Back in November, we put together an infographic looking at what the Durham Police Department’s third-quarter crime report told us about whether the Bull City was becoming safer. It was, as these things tend to be, a mixed bag. Homicides were down, but rapes, and violent crimes generally, were up. Burglaries were down, but robberies and vehicle thefts were up. And so on. At last night’s city council meeting, police chief C.J. Davis gave a similar presentation to the council, this one on the annual crime report, and had a similar story to tell.
- From the Herald-Sun: “Violent crime overall had a slight increase in 2017 compared to the previous year. In 2017, 244 people were shot compared to 214 people shot in Durham in 2016. But homicides were way down [from forty-two in 2016 to twenty-one in 2017].”
- There was a 28 percent increase in rape reports. “Davis said there is no indication of serial type cases, but rather that people feel more comfortable. reporting them as part of #MeToo movement. Davis said that some rape reports were belated by months up to six years, ‘significant enough for us to see individuals are feeling more comfortable coming in and reporting crimes that may have occurred some time ago.’”
- Traffic stops and searches have also decreased under Davis: “Traffic stops in Durham have had major drops over the past seven years, according to data presented by DPD Monday night to the council. The overall rate of searches in 2017 was 4 percent, which is the lowest rate in eight years.”
- She also updated the council on the police force’s demographics: “City residents are 38 percent white and 40 percent African-American. DPD sworn officers are 66 percent white, 27 percent African-American, 6 percent Hispanic and one percent listed as “other.” Sworn officers are also 83 percent men and 17 percent women.

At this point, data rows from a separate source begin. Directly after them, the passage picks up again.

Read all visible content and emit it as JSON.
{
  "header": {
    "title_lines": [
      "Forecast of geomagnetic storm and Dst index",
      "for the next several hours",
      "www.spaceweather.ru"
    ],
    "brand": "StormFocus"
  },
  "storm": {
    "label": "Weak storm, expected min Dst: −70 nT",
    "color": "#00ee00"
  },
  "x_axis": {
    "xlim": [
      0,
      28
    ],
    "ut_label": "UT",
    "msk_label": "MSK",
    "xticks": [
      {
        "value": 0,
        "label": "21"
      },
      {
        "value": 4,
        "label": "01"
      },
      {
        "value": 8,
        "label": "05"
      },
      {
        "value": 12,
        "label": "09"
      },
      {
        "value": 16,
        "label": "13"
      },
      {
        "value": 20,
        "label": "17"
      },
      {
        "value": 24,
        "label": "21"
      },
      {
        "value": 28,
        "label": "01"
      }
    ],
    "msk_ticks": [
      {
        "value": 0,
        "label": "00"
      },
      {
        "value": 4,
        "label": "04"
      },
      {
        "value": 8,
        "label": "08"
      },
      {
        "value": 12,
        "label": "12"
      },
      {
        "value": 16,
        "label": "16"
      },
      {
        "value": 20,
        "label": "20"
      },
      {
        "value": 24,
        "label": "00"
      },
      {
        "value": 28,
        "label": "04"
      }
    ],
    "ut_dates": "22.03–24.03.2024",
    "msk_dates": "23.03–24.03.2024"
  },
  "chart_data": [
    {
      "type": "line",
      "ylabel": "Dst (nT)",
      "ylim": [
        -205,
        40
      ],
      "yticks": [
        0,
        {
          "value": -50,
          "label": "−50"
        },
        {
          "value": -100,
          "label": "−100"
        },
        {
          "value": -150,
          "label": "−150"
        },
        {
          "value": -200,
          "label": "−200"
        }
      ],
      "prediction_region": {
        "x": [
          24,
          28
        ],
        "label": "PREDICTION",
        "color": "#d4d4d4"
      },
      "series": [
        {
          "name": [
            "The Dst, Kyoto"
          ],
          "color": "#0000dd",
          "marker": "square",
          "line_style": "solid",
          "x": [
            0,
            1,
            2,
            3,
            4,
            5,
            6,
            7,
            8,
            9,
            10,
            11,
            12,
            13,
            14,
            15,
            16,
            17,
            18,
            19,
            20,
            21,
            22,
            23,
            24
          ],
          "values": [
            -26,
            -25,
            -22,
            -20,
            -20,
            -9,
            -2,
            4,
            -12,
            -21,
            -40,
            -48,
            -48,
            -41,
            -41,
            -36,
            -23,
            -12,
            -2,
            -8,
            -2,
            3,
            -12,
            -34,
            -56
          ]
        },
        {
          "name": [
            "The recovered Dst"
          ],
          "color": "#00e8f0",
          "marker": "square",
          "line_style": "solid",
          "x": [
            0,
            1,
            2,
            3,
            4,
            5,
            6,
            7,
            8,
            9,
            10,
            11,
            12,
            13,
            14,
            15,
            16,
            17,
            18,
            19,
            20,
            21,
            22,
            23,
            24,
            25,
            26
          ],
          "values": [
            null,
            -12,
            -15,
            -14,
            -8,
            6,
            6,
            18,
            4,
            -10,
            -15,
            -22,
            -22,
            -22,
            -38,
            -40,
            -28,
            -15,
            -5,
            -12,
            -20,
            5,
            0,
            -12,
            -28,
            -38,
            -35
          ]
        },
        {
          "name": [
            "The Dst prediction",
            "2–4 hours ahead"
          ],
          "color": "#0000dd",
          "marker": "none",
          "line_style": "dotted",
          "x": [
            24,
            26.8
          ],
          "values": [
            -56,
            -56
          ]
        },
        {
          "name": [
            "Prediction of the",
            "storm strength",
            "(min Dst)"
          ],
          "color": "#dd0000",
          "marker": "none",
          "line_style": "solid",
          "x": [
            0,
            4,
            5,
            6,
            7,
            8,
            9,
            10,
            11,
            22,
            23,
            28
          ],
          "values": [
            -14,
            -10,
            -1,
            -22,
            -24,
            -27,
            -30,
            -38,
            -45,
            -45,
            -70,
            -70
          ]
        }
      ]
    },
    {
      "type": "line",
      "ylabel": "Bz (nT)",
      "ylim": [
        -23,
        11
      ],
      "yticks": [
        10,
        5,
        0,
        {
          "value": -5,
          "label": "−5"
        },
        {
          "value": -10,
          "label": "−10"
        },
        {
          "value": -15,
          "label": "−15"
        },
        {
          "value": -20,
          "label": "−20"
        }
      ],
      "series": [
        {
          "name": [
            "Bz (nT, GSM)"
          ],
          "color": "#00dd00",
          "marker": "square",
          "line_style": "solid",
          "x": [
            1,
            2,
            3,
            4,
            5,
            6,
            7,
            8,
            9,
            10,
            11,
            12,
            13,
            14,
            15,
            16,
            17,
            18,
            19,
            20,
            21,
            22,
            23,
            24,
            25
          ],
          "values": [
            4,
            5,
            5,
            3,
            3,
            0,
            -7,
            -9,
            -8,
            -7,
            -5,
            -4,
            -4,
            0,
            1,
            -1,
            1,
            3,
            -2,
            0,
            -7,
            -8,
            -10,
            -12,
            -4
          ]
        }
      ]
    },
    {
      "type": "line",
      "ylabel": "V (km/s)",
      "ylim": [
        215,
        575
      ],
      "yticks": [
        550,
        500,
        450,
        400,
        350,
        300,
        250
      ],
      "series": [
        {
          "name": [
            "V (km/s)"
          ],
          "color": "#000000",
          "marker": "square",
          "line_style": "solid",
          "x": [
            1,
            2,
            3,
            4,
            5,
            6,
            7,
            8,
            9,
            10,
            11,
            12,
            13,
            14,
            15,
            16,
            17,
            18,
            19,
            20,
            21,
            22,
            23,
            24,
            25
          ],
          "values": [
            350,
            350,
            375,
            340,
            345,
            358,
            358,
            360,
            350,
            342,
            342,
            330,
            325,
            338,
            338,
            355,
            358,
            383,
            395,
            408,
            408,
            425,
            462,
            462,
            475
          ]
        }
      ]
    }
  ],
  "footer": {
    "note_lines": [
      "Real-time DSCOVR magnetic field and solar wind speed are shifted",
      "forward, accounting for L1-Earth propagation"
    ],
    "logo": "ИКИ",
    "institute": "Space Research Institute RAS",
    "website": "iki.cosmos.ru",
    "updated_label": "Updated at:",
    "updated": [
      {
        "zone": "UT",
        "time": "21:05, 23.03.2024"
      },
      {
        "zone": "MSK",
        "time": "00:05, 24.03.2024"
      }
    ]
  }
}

Davis noted that is higher than the national average of 13 percent female officers.”
WHAT IT MEANS: So what does this tell us about the safety of Durham? Realistically, no more than we probably already knew. Durham is pretty safe in some neighborhoods, less so in others. The decrease in homicides could be just as easily chalked up to bad shooting—since more people were actually shot—as anything else. Conversely, the rise in rapes could be attributed to an atmosphere more conducive to reporting sexual assaults than an increase in occurrences. There’s not really a uniform trend here. But the DPD significantly decreased its traffic stops—down to 11,578 from a whopping 32,227 in 2010—it has significantly reduced the percentage of searches those stops have produced, and those searches have produced a significantly higher percentage of hits, which together are indications of smarter and less capricious policing.